La militante décrit des dialogues inquiétants, qui dévoilent la façon dont le "devoir conjugal" est toujours très présent dans les mentalités : "Elles se disent : 'C'est normal, c'est la Saint-Valentin, il faut que je fasse un effort, en plus il m'a fait un cadeau...' Toutes ces injonctions qui font que les gens peuvent attendre du sexe, et donc se montrer plus insistantes." Et cette insistance, nombreuses sont les femmes qui racontent en avoir été victimes. "Quand mes copines évoquaient avec impatience leurs plans pour la Saint-Valentin, moi je sentais mon inquiétude grimper en flèche, raconte Farah*, 47 ans. Cette mère de famille a été en couple pendant 24 ans avec son ex-conjoint, un homme abusif. "Il était violent verbalement, mais j'avais tellement peur d'être seule que je l'acceptais. Je me forçais à avoir des rapports sexuels avec lui car je savais que c'était ce qu'on attendait de moi.

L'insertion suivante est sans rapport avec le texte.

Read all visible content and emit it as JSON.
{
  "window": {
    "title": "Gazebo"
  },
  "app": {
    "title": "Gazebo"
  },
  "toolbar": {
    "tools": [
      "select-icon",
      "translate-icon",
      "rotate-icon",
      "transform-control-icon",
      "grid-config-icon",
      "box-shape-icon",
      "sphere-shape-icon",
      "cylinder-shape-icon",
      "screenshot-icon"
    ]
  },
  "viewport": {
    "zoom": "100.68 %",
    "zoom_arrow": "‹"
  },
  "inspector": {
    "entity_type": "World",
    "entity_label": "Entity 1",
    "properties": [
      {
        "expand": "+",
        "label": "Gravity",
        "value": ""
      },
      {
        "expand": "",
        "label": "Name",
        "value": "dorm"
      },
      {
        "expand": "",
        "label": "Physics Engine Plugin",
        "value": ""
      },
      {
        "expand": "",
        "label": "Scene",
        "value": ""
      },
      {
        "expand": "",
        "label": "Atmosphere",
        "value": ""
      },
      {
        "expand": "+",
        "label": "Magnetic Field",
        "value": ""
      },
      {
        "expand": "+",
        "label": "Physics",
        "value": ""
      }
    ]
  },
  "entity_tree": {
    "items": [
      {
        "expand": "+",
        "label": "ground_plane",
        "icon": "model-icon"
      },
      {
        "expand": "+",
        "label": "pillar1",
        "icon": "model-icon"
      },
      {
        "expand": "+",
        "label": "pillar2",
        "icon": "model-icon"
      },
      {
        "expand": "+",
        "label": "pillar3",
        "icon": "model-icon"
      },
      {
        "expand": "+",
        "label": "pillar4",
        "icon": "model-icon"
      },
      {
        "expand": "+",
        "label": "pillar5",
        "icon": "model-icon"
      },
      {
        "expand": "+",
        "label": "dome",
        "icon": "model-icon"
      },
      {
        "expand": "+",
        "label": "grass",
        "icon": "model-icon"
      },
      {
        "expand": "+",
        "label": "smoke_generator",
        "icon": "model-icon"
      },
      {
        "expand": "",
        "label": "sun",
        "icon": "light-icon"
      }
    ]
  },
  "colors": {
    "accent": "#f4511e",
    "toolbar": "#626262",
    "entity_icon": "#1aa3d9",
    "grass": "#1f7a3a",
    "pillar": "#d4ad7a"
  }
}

Heureusement, il n'était pas très demandeur, à part aux "grandes occasions". Son anniversaire, la Saint-Valentin, Noël... D'ailleurs, nos enfants ont toujours été conçus à ces dates clé, et ça me brise de savoir que notre famille est née de rapports sous la contrainte, l'insistance."

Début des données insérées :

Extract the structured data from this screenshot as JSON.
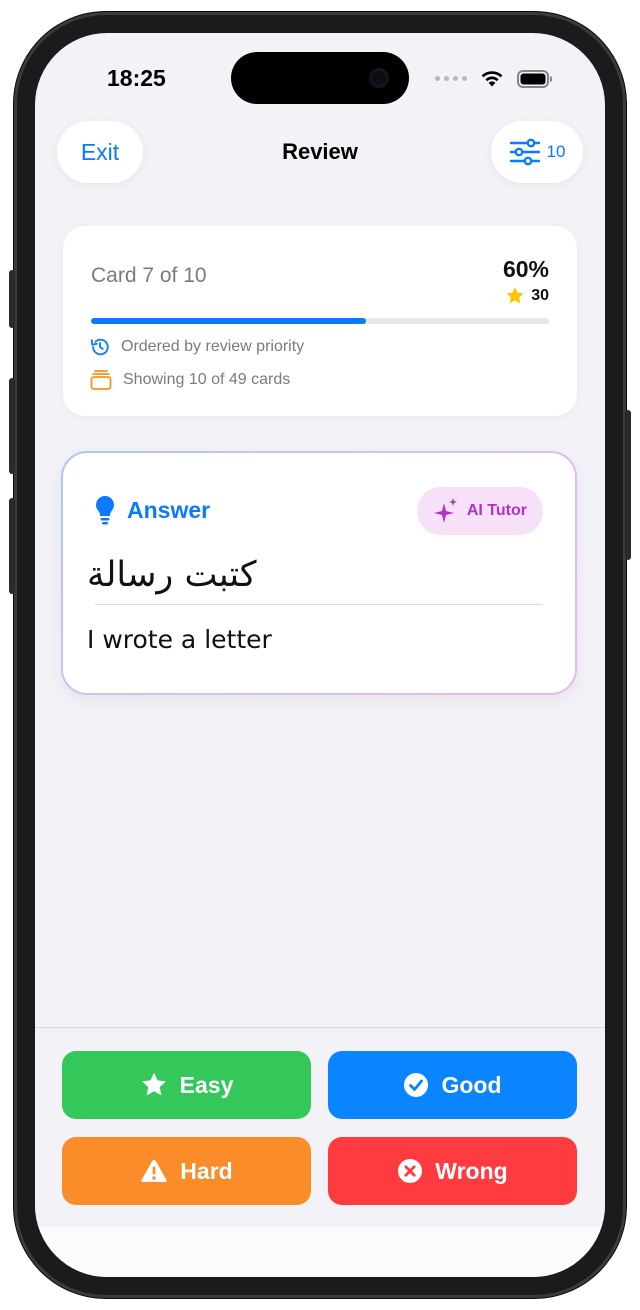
{
  "status_bar": {
    "time": "18:25"
  },
  "nav": {
    "exit_label": "Exit",
    "title": "Review",
    "filter_count": "10"
  },
  "progress": {
    "card_label": "Card 7 of 10",
    "percent_label": "60%",
    "score": "30",
    "fraction": 0.6,
    "order_text": "Ordered by review priority",
    "showing_text": "Showing 10 of 49 cards"
  },
  "answer": {
    "heading": "Answer",
    "ai_tutor_label": "AI Tutor",
    "arabic_text": "كتبت رسالة",
    "translation": "I wrote a letter"
  },
  "actions": {
    "easy": "Easy",
    "good": "Good",
    "hard": "Hard",
    "wrong": "Wrong"
  },
  "colors": {
    "accent": "#0a7aff",
    "easy": "#34c759",
    "good": "#0a84ff",
    "hard": "#fa8c2a",
    "wrong": "#ff3b40",
    "ai_tutor": "#b232c4"
  }
}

"C'est la Saint-Valentin, tu ne vas quand même pas me dire non ?"
Farah n'est pas la seule à avoir ressenti une insistance particulière à l'occasion de la Saint-Valentin. C'est aussi le cas de Louise*, 16 ans, qui a couché avec son petit-ami pour la première fois à l'occasion de la fête des amoureux. "C'était l'année dernière, on sortait ensemble depuis quelques semaines, et on avait parlé de sexe, évidemment. J'étais vierge et lui aussi. Je ne me sentais pas prête, mais le soir de la Saint-Valentin, j'ai accepté de passer la soirée chez lui, comme ses parents étaient sortis."

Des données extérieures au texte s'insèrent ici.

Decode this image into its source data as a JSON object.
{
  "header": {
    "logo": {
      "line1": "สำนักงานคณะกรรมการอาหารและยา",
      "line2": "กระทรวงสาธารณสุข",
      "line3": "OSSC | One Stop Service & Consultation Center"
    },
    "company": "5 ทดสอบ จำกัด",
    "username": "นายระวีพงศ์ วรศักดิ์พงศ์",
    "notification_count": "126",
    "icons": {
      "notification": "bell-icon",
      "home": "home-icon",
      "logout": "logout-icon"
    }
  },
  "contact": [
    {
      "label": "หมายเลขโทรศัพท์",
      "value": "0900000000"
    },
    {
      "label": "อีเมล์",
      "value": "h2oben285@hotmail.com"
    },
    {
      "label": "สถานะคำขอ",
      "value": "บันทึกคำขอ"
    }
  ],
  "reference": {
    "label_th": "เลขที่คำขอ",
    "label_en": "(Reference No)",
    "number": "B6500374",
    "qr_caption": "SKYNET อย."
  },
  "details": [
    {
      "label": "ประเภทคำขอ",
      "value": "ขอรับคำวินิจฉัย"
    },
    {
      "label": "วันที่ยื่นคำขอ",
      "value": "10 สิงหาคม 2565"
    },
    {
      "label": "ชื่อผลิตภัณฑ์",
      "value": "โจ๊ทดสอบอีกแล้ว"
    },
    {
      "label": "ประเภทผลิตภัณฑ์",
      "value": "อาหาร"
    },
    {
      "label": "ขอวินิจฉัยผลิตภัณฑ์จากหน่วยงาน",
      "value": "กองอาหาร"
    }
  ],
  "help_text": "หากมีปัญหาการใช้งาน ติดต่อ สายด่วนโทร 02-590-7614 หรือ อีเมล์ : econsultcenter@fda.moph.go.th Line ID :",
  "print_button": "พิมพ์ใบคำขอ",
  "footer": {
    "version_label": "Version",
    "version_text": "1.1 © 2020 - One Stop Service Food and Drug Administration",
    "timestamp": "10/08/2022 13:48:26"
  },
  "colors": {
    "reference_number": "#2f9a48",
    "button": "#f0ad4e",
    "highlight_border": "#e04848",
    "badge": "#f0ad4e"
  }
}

L'adolescente ne s'attendait pas à se retrouver confrontée à une telle insistance de la part de son partenaire. "Clairement, il m'a mis la pression. Il m'a dit : 'C'est la Saint-Valentin, tu ne vas quand même pas me dire non ?' Pour lui c'était la soirée idéale pour perdre notre virginité, il fallait que je lui prouve que je l'aime. J'ai cédé." Le lendemain, elle se confie à ses amies : "Elles ont trouvé ça super romantique, alors que moi j'étais juste écoeurée." C'est finalement en en parlant à sa grande soeur qu'elle comprend qu'elle n'aurait jamais dû se forcer : "Elle m'a expliqué qu'un oui sous la contrainte n'était pas un vrai oui. Que je n'avais pas nécessairement besoin de considérer ça comme un viol, mais que c'en était un quand même. J'ai eu du mal à l'accepter car je ne me sentais pas traumatisée, et un viol, c'est censé être traumatisant, non ?"
Un an plus tard, Louise est pourtant toujours avec son petit-ami. Un choix qu'elle assume : "On a discuté, tous les deux, puis avec ma grande soeur. Lui ne savait pas non plus que c'était mal d'insister, il pensait que j'avais juste besoin d'être "motivée". Il s'est excusé, et ne l'a plus jamais refait. Il m'a fallu six mois pour recommencer à coucher avec lui, et depuis, il me laisse toujours faire le premier pas. Je pense qu'il a peur", commente-t-elle. Une preuve supplémentaire que la notion de consentement est loin d'être acquise, et que le sujet devrait impérativement être évoqué très tôt, lors des cours d'éducation sexuelle."
"Il y a un vrai problème dans la compréhension du consentement dans le couple"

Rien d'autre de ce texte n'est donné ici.